Is it where you find the people and the things that you hold dearly above the rest of the world? Is it where your memories and hopes and dreams are stored away for safekeeping?
For many, home is a difficult thing to define. But the sensation of a warm ball of golden familiarity in your chest is a universal experience for those who are lucky enough to find it.
For me, it feels as if I’ve lost a lot of the meaning of it.
I’ve had the privilege to live in the same home for my entire life. I may have bounced back and forth between bedrooms a couple of times during my indecisive years, but for the most part, everything has remained the same.
A lot of what makes up who I am as a person is contained within these walls. So much so that I often catch myself running my hands along them, wondering what they remember, what they’ve witnessed. I wish that they could tell me.
And in one way or another, you’d always remind me that no matter the kind of day I had, at least I could always come home, where I was safe and loved.
But then you died.
And now I feel constantly stuck between wanting to be home and dreading stepping foot over that threshold ever again.
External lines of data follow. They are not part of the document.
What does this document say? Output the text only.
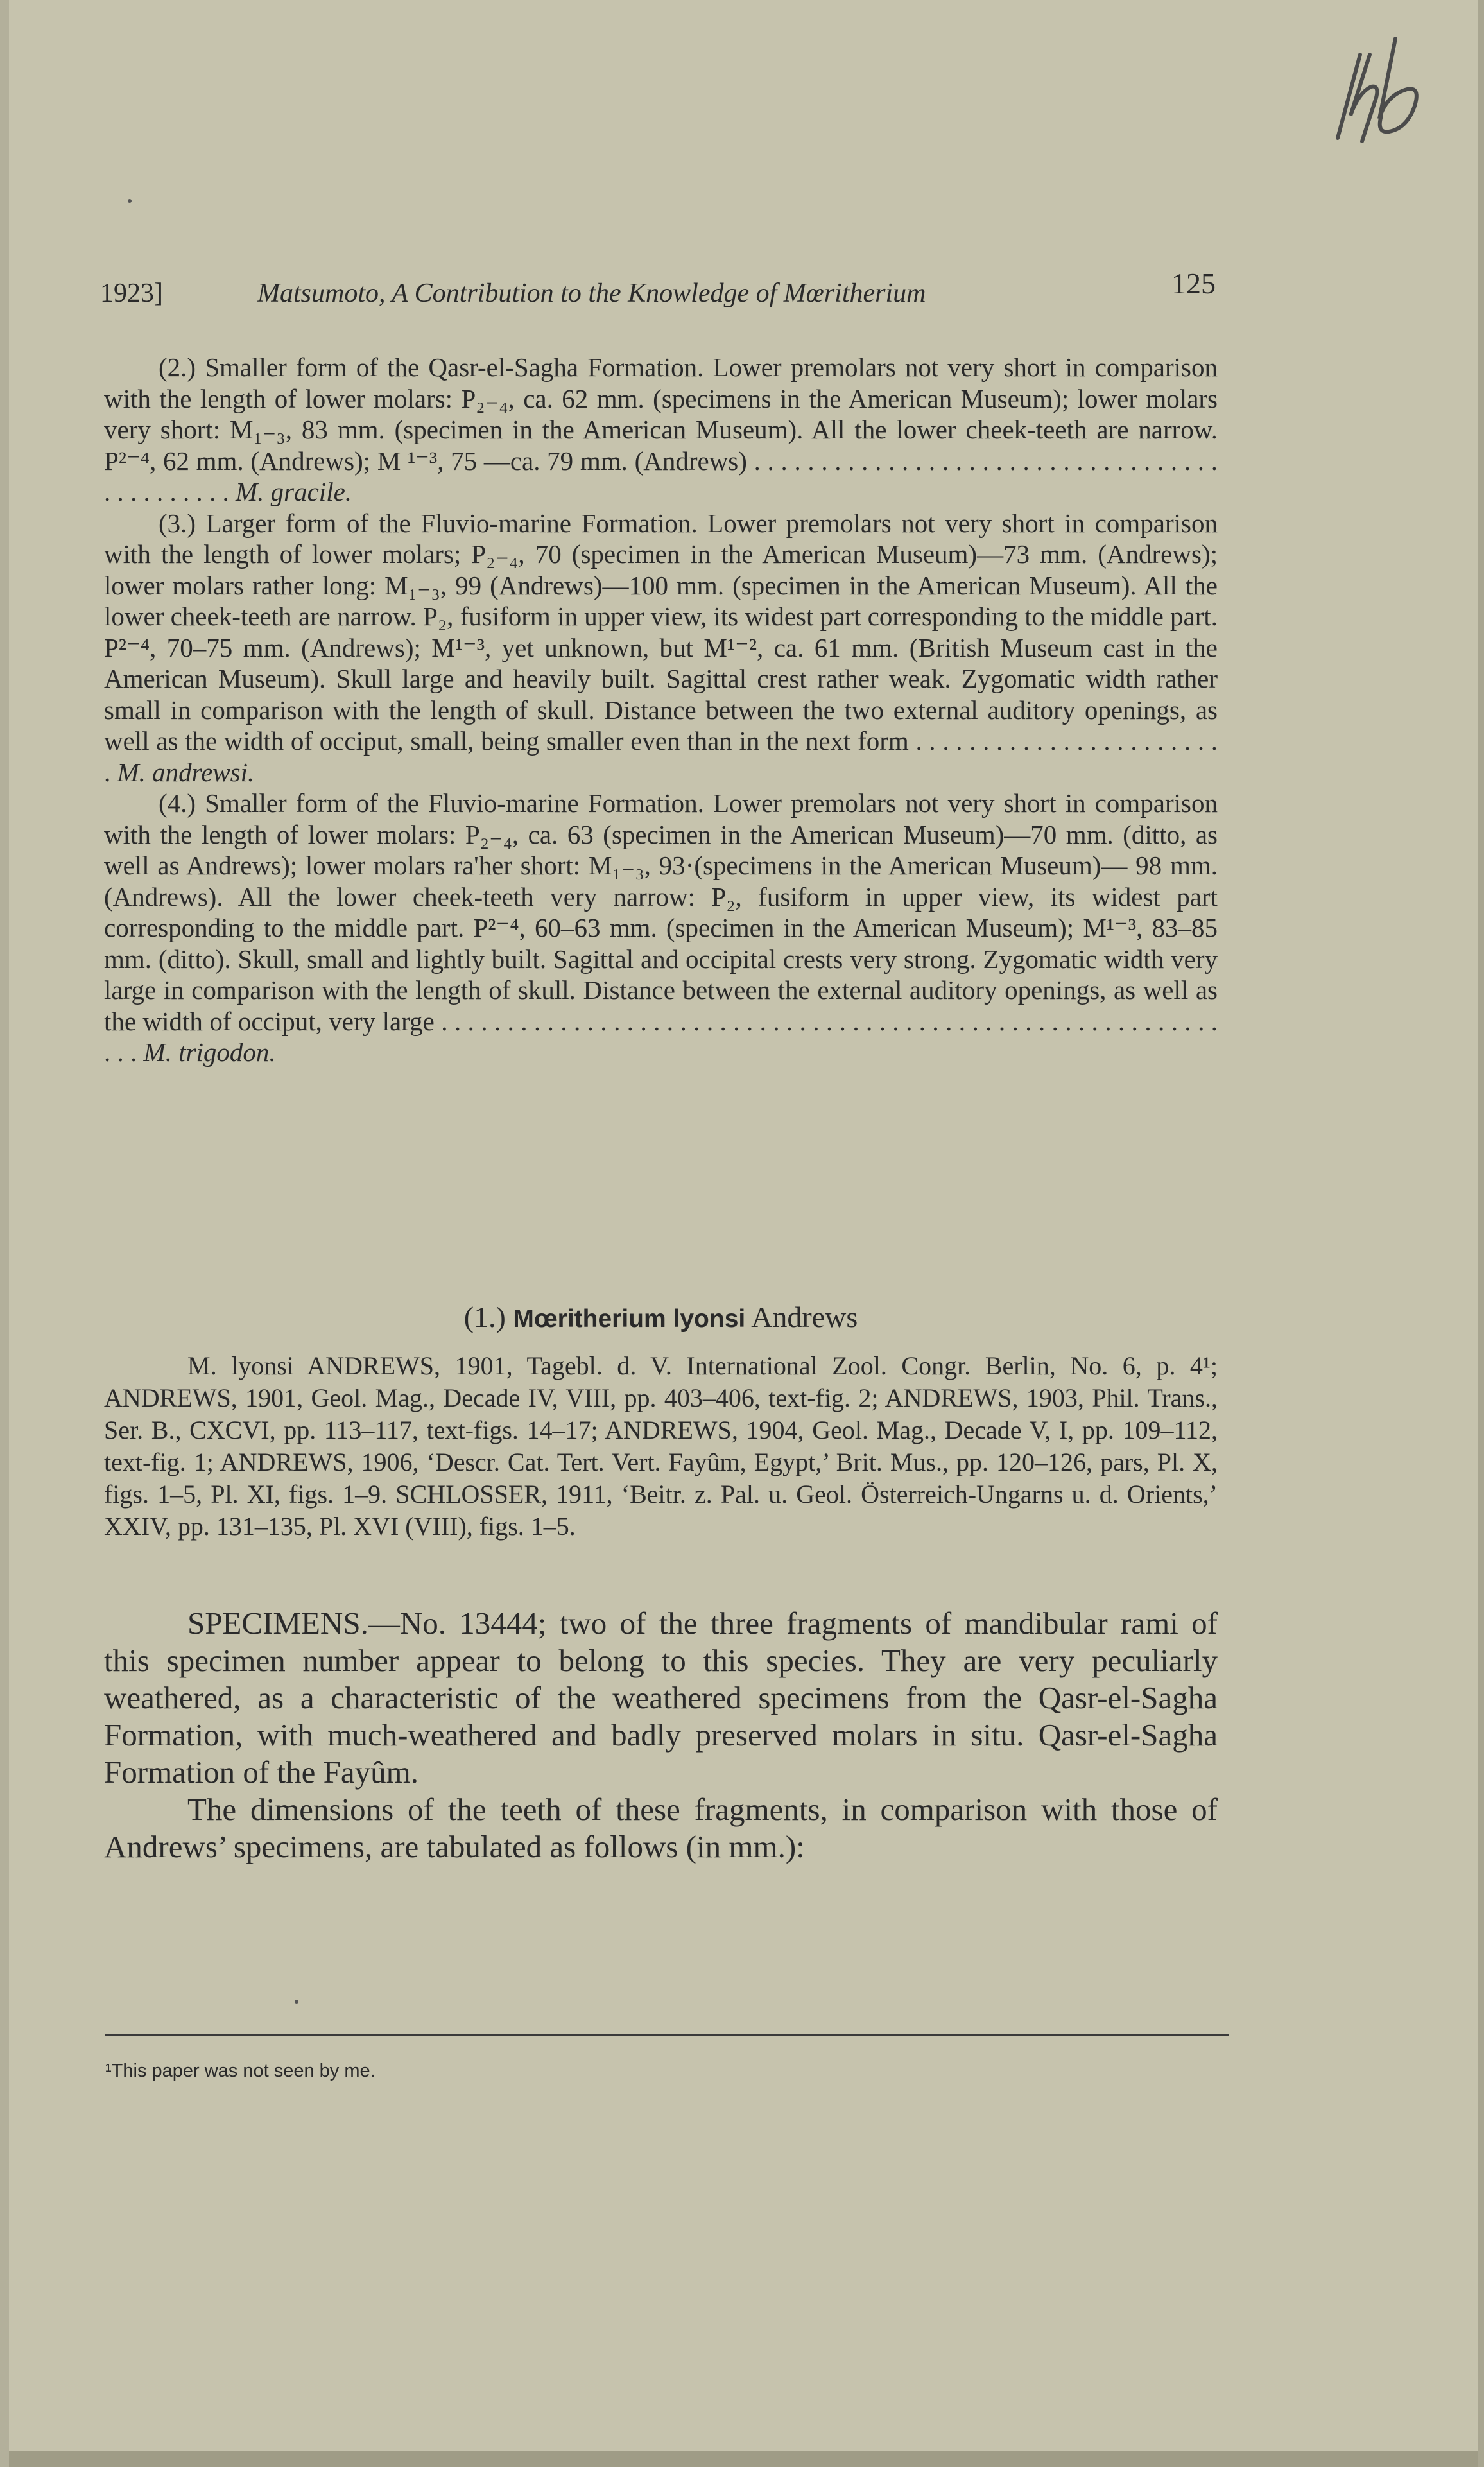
1923]	Matsumoto, A Contribution to the Knowledge of Mœritherium	125

(2.) Smaller form of the Qasr-el-Sagha Formation. Lower premolars not very short in comparison with the length of lower molars: P₂₋₄, ca. 62 mm. (specimens in the American Museum); lower molars very short: M₁₋₃, 83 mm. (specimen in the American Museum). All the lower cheek-teeth are narrow. P²⁻⁴, 62 mm. (Andrews); M ¹⁻³, 75 —ca. 79 mm. (Andrews) . . . . . . . . . . . . . . . . . . . . . . . . . . . . . . . . . . . . . . . . . . . . . M. gracile.

(3.) Larger form of the Fluvio-marine Formation. Lower premolars not very short in comparison with the length of lower molars; P₂₋₄, 70 (specimen in the American Museum)—73 mm. (Andrews); lower molars rather long: M₁₋₃, 99 (Andrews)—100 mm. (specimen in the American Museum). All the lower cheek-teeth are narrow. P₂, fusiform in upper view, its widest part corresponding to the middle part. P²⁻⁴, 70–75 mm. (Andrews); M¹⁻³, yet unknown, but M¹⁻², ca. 61 mm. (British Museum cast in the American Museum). Skull large and heavily built. Sagittal crest rather weak. Zygomatic width rather small in comparison with the length of skull. Distance between the two external auditory openings, as well as the width of occiput, small, being smaller even than in the next form . . . . . . . . . . . . . . . . . . . . . . . . M. andrewsi.

(4.) Smaller form of the Fluvio-marine Formation. Lower premolars not very short in comparison with the length of lower molars: P₂₋₄, ca. 63 (specimen in the American Museum)—70 mm. (ditto, as well as Andrews); lower molars ra'her short: M₁₋₃, 93·(specimens in the American Museum)— 98 mm. (Andrews). All the lower cheek-teeth very narrow: P₂, fusiform in upper view, its widest part corresponding to the middle part. P²⁻⁴, 60–63 mm. (specimen in the American Museum); M¹⁻³, 83–85 mm. (ditto). Skull, small and lightly built. Sagittal and occipital crests very strong. Zygomatic width very large in comparison with the length of skull. Distance between the external auditory openings, as well as the width of occiput, very large . . . . . . . . . . . . . . . . . . . . . . . . . . . . . . . . . . . . . . . . . . . . . . . . . . . . . . . . . . . . . . M. trigodon.

(1.) Mœritherium lyonsi Andrews

M. lyonsi ANDREWS, 1901, Tagebl. d. V. International Zool. Congr. Berlin, No. 6, p. 4¹; ANDREWS, 1901, Geol. Mag., Decade IV, VIII, pp. 403–406, text-fig. 2; ANDREWS, 1903, Phil. Trans., Ser. B., CXCVI, pp. 113–117, text-figs. 14–17; ANDREWS, 1904, Geol. Mag., Decade V, I, pp. 109–112, text-fig. 1; ANDREWS, 1906, ‘Descr. Cat. Tert. Vert. Fayûm, Egypt,’ Brit. Mus., pp. 120–126, pars, Pl. X, figs. 1–5, Pl. XI, figs. 1–9. SCHLOSSER, 1911, ‘Beitr. z. Pal. u. Geol. Österreich-Ungarns u. d. Orients,’ XXIV, pp. 131–135, Pl. XVI (VIII), figs. 1–5.

SPECIMENS.—No. 13444; two of the three fragments of mandibular rami of this specimen number appear to belong to this species. They are very peculiarly weathered, as a characteristic of the weathered specimens from the Qasr-el-Sagha Formation, with much-weathered and badly preserved molars in situ. Qasr-el-Sagha Formation of the Fayûm.

The dimensions of the teeth of these fragments, in comparison with those of Andrews’ specimens, are tabulated as follows (in mm.):

¹This paper was not seen by me.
Now it just feels like a residence. Cold, empty, foreign. I feel like a stranger who doesn’t belong.
It’s too quiet and too dark. I stare and stare and stare at your closed bedroom door as if I could somehow manage to will it open and find you there once again. I linger randomly in places just to touch your things and notice how they remain dust-covered and forgotten by your once busy hands. I strain to listen for the sound of your voice only to end up hearing my own shallow heartbeat and disappointed sigh instead.
It doesn’t feel like home anymore without you here. Now it just feels like a tomb.
Today’s prompt comes from my own thoughts and feelings. Each letter to my dad is written candidly; unedited and unfiltered.